In scanning through the best performing funds year- to-date in ETF land, but excluding leveraged longs for obvious reasons, we see an ETF that is not likely well known but has been slowly attracting assets nonetheless.
CNXT (Market Vectors ChinaAMC SME-ChiNext ETF, Expense Ratio 0.68%) debuted in late July of last year, and has grown to about $68.6 million in assets under management.
CNXT interestingly is borrowing its symbol from a former Internet Bubble age tech high-flier, Conexant Systems, which is of course no longer a listed company. In spite of the not so obvious fund title in identifying the investment strategy, this ETF is classified in the “China Equity” category, and from a market cap standpoint is a “Mid-Cap” fund.
It tracks the SME-ChiNext 100 Index and according to fund literature is “Intended to track the performance of the 100 largest and most liquid stocks listed and trading on the Small and Medium Enterprise (SME) Board and the ChiNext Board of the Shenzhen Stock Exchange. A-Shares are companies incorporated in China that trade on the Shanghai and Shenzhen Stock Exchanges, are quoted in Renminbi (RMB), and are only available to domestic Chinese investors, Qualified Foreign Institutional Investors (QFIIs), and Renminbi Qualified Foreign Institutional Investors (RQFIIs).”

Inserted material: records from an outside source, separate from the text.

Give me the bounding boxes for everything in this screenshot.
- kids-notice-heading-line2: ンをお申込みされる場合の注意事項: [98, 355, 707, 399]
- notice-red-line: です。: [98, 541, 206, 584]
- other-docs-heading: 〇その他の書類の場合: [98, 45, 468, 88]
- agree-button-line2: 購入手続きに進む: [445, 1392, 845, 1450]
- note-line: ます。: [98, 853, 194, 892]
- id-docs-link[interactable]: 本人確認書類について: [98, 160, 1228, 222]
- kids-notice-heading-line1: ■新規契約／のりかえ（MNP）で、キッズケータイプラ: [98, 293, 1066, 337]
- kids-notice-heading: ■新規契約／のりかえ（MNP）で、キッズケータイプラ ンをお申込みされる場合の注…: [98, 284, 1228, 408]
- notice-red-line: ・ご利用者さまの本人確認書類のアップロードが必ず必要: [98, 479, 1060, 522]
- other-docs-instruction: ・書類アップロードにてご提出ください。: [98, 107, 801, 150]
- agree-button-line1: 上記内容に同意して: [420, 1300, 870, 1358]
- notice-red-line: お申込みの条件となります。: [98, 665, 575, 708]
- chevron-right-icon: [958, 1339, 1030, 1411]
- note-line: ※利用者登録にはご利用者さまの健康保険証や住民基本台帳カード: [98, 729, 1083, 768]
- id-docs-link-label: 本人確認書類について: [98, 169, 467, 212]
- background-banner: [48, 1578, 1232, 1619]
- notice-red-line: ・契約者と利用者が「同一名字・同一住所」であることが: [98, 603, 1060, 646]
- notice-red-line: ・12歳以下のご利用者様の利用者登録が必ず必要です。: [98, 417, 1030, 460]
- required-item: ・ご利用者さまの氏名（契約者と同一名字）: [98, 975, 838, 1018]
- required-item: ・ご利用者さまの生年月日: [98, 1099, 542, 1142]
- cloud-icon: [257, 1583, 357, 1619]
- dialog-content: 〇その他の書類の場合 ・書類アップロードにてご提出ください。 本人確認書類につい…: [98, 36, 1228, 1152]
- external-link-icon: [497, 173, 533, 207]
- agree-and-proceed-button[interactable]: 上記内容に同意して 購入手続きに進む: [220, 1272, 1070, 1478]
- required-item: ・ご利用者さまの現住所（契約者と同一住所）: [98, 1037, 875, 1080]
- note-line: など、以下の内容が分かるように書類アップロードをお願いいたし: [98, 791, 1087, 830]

Since the exposure is to Chinese Mid-Caps, most of the holdings including some of the top weightings are likely not well known to most, as we see the top five names as Suning Appliance Co Ltd (3.64% weighting), Hangzhou Hikvision Digital Technology C (2.78%), East Money Information Co Ltd (2.43%), Leshi Internet Information & Technology (2.33%), and Suzhou Gold Mantis Construction Decoration (2.05%).